Hora de chutar-o-pau-da-barraca. Lançado no emblemático novembro de 1968, Two Virgins foi gravado na verdade em meados de março, portanto oito meses antes. Após o Wonderwall do George, e com o novo The Beatles revelando excentricidades como "Revolution #9", o terreno parecia mais que propício para John Lennon & Yoko Ono se assumirem como casal e parceiros na arte, com ou sem Beatles.
Mas naquela produtiva noite de março, o futuro casal mal se conhecia. Lennon e sua esposa Cynthia haviam retornado de Rishikesh, Índia - após o mergulho dos Beatles na meditação transcendental - e John parecia disposto a salvar o casamento já em ruínas. Porém, trocando telefonemas com Yoko, a quem ele conhecia desde 66, John aproveitou uma viagem da esposa para a Itália para convidá-la até seus aposentos em Kenwood, onde também se encontrava seu amigo de longa data, Pete Shotton. John e Pete haviam gravado inúmeras fitas durante aquelas semanas (assim como na juventude, os dois adoravam fazer rimas nonsense), e foram essas gravações a base do que viria a ser "Two Virgins".
A ideia é comovente, de tão ingênua. Os pombinhos começaram a noitada dividindo um ácido (acho que a essa altura o Pete já havia dado o fora) - hábito que eles levariam para a futura vida a dois, só que usando heroína. E então deram vazão à loucura produzindo enquanto a noite durava o que ouvimos durante o o disco. As divisões de sessão (Two Virgins 1, 2, etc.) não fazem sentido se pensarmos que a música (se é que podemos chamá-la assim) é como o retrato da capa, tirada meses depois. Um snaphot de um acontecimento, de um love affair. Este, especificamente, só foi consumado após a conclusão da gravação, daí vem a ideia de estarem se descobrindo e se apaixonando, indiferentes ao mundo lá fora, como dois virgens. E daí por diante nada seria do jeito que era antes na vida dos dois...

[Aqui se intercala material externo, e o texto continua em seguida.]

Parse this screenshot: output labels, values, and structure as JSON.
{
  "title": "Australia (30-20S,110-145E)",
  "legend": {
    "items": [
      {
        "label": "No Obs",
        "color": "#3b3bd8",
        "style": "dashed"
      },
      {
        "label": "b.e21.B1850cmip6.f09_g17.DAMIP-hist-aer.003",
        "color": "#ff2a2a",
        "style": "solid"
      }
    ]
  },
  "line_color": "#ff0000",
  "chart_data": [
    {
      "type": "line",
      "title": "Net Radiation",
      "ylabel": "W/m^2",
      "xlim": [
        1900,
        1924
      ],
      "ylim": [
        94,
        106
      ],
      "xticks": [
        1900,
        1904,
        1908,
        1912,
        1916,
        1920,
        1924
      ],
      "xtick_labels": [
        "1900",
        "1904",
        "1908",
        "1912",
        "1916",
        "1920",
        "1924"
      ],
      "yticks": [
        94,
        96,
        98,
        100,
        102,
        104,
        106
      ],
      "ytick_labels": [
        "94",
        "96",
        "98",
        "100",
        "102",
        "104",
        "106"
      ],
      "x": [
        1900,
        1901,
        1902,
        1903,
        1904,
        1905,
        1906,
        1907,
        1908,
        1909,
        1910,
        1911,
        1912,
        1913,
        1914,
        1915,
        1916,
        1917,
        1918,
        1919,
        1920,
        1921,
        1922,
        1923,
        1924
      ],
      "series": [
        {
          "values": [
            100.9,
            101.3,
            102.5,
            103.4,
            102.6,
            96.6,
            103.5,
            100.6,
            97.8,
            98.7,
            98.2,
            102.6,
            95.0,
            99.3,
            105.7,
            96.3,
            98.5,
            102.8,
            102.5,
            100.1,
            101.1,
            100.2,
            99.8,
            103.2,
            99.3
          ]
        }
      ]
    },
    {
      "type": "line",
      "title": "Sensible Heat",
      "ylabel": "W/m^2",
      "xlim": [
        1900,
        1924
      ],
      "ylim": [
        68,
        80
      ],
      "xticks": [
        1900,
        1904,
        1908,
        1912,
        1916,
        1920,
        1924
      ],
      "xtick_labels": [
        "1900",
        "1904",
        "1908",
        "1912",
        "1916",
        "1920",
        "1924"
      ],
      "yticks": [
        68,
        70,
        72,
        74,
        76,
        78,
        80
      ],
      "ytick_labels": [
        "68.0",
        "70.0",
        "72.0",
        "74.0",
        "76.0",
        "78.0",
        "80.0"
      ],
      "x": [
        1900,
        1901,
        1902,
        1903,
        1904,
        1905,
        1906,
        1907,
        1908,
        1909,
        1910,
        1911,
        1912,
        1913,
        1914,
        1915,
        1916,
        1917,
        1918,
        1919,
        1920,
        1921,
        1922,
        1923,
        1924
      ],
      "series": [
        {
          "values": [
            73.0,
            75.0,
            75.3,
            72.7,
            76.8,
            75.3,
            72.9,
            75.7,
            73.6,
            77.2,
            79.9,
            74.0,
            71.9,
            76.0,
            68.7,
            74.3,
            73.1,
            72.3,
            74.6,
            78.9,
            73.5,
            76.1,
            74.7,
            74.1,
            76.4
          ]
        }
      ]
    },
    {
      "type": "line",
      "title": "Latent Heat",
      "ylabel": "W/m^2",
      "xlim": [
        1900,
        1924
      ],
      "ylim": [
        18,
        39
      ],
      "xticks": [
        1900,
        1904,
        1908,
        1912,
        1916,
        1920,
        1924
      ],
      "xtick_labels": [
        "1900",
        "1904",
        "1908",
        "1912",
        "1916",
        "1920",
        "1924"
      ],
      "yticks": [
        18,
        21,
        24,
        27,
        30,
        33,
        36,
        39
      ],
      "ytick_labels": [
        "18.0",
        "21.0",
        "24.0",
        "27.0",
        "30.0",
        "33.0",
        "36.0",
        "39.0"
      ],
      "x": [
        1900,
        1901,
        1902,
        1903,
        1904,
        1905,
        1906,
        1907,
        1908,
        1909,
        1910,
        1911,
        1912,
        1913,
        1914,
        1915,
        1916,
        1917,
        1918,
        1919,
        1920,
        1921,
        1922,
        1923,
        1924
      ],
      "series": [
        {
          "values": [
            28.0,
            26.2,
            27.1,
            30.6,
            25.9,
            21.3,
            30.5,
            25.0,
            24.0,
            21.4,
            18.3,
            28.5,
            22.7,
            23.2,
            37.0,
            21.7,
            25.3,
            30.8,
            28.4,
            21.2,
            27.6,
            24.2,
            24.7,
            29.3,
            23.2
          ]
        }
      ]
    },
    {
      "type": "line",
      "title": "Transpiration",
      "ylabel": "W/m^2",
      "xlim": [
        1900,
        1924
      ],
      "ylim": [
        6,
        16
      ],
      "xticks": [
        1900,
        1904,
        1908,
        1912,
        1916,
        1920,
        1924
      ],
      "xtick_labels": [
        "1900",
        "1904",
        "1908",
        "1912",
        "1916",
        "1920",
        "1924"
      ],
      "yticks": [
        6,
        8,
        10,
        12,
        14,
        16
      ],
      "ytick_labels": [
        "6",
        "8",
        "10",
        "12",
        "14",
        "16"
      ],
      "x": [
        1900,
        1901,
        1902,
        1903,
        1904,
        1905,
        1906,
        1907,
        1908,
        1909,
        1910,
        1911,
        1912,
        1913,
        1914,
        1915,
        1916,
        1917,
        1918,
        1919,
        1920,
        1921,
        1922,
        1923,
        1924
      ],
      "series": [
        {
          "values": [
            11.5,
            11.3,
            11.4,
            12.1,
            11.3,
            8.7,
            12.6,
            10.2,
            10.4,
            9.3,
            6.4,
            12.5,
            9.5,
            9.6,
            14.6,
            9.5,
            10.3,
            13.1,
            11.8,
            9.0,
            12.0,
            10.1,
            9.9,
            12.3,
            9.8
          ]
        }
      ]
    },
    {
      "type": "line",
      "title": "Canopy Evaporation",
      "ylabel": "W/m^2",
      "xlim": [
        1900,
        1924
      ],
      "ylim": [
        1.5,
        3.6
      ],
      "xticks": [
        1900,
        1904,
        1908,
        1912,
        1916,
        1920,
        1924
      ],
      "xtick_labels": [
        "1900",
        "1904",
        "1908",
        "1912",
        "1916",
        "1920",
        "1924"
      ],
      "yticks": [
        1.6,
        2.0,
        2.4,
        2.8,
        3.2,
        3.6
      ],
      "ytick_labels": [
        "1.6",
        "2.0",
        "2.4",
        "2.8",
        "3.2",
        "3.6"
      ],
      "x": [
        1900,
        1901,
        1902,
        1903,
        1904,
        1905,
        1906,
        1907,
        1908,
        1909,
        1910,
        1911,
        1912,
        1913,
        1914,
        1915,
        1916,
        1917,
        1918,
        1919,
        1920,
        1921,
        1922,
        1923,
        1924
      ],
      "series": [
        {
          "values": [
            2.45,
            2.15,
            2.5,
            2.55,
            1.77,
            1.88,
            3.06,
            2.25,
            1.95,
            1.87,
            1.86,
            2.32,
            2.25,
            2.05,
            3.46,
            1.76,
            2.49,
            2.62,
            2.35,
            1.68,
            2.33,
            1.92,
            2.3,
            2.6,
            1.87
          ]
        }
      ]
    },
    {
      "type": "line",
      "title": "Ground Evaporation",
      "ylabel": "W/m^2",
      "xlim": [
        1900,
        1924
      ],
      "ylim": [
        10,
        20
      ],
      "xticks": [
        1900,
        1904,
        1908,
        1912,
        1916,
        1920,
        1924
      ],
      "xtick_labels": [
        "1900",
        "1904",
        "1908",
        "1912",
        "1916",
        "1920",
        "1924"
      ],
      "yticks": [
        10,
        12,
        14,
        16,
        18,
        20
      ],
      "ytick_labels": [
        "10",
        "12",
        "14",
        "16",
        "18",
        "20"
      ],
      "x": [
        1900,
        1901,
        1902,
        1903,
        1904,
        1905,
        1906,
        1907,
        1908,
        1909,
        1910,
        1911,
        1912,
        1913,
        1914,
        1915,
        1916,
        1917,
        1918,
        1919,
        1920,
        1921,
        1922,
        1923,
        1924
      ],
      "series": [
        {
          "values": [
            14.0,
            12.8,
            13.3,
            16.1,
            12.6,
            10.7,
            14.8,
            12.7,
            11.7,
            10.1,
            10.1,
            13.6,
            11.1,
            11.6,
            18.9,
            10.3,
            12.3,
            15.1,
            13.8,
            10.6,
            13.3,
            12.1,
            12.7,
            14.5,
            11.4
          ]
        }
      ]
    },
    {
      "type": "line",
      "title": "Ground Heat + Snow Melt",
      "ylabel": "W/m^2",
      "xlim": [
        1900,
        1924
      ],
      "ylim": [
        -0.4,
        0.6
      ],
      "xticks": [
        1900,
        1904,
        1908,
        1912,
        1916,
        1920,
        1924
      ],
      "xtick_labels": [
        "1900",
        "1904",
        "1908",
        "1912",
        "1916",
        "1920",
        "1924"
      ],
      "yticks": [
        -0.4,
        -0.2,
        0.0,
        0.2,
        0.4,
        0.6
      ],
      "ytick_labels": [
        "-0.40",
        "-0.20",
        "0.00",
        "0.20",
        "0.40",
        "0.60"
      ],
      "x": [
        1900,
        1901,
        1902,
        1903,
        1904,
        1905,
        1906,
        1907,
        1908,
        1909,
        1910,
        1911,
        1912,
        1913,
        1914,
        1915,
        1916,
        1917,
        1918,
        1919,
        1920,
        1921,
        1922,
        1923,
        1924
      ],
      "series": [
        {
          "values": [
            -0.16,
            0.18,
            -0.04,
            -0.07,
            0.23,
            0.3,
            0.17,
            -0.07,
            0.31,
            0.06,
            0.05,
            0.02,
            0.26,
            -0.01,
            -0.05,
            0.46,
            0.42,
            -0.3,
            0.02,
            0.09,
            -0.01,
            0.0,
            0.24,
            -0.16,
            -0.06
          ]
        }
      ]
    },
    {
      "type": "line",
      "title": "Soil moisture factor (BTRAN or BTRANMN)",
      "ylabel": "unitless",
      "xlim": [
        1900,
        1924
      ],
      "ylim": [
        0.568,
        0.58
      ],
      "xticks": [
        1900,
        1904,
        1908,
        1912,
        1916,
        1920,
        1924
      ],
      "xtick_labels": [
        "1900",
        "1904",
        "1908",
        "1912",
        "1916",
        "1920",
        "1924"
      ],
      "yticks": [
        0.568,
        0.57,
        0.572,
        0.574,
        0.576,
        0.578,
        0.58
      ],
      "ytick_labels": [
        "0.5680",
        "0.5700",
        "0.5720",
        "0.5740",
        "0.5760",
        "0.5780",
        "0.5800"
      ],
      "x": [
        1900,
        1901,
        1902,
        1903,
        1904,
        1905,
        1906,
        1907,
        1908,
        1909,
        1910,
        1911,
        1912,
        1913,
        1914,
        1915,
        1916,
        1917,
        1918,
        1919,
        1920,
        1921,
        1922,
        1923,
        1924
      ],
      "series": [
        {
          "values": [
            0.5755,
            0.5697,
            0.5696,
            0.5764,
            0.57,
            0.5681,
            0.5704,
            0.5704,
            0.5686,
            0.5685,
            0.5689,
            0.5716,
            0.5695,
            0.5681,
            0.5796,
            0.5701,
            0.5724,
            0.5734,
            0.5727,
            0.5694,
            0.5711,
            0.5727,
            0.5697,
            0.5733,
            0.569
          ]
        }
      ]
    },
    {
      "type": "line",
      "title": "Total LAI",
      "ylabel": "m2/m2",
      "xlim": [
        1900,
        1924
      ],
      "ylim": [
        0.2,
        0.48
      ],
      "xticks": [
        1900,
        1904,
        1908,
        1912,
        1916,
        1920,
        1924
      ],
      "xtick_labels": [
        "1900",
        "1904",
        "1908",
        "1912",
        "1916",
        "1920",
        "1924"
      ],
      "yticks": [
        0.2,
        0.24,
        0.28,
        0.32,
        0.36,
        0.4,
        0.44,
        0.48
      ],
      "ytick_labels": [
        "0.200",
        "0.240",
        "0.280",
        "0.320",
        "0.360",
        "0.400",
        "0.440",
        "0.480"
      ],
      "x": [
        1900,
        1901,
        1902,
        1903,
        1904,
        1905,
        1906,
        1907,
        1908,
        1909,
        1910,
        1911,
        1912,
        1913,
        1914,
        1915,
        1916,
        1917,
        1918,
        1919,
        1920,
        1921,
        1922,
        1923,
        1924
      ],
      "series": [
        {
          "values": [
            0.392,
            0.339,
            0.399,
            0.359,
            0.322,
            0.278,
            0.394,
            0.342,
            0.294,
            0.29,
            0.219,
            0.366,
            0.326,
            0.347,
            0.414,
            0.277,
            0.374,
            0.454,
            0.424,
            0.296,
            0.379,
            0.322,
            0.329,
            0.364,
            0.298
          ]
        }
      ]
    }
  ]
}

Após muitos assobios, uma série de sons randômicos no piano começam a aparecer, entrecortados por ruídos. Em seguida uma gravação com rotação alterada se contrapõe aos primeiros vocalizes de Ono, e o primeiro clímax é um grito bastante estridente. Lá pros 6:00 a coisa fica bem interessante: o disco gravado continua tocando (beeem lento), os ruídos se tornam mais intensos, e o piano chega a tentar uma progressão bastante atonal. Seja quem for o pianista do casal, mandou bem. Em geral é fácil achar tudo uma droga e jogar a culpa na voz da Yoko, mas nessa gravação em particular parece que tudo funciona. Os vocalizes de Ono tem um terreno perfeito na loucura concebida pelo Lennon-produtor, incluindo os ocasionais diálogos. Em termos de textura musical, o experimentalismo dos dois tá mais pra dadaísmo do que pra qualquer corrente musical estabelecida. Conclusão? Two Virgins é uma obra sem par, ame ou odeie. Espontâneo, corajoso, e altamente verdadeiro. O final do lado 1 é perfeito nesse sentido, com o "excuse me" de John para apertar o botão de parar do gravador, independente do climão que estava rolando entre a reverberação de algum instrumento e a voz da moça. O lado 2 é extremamente "mais do mesmo"; se não gostou da primeira metade, melhor desistir. A cereja do bolo mesmo é o bonus track do Cd editado em 1997, como parte dos relançamentos do catálogo de Yoko Ono. "Remember Love" é uma pérola, lançada originalmente como Lado B do compacto "Give Peace a Chance". A voz de Yoko é tão doce, que me faz crer que se ela não fosse tão vanguardista em suas concepções artísticas, ela poderia muito bem ter se tornado uma cantora folk/ pop bastante bem sucedida. O violão dedilhado de John lembra muito "Sun King", presente no Abbey Road. Obrigatório.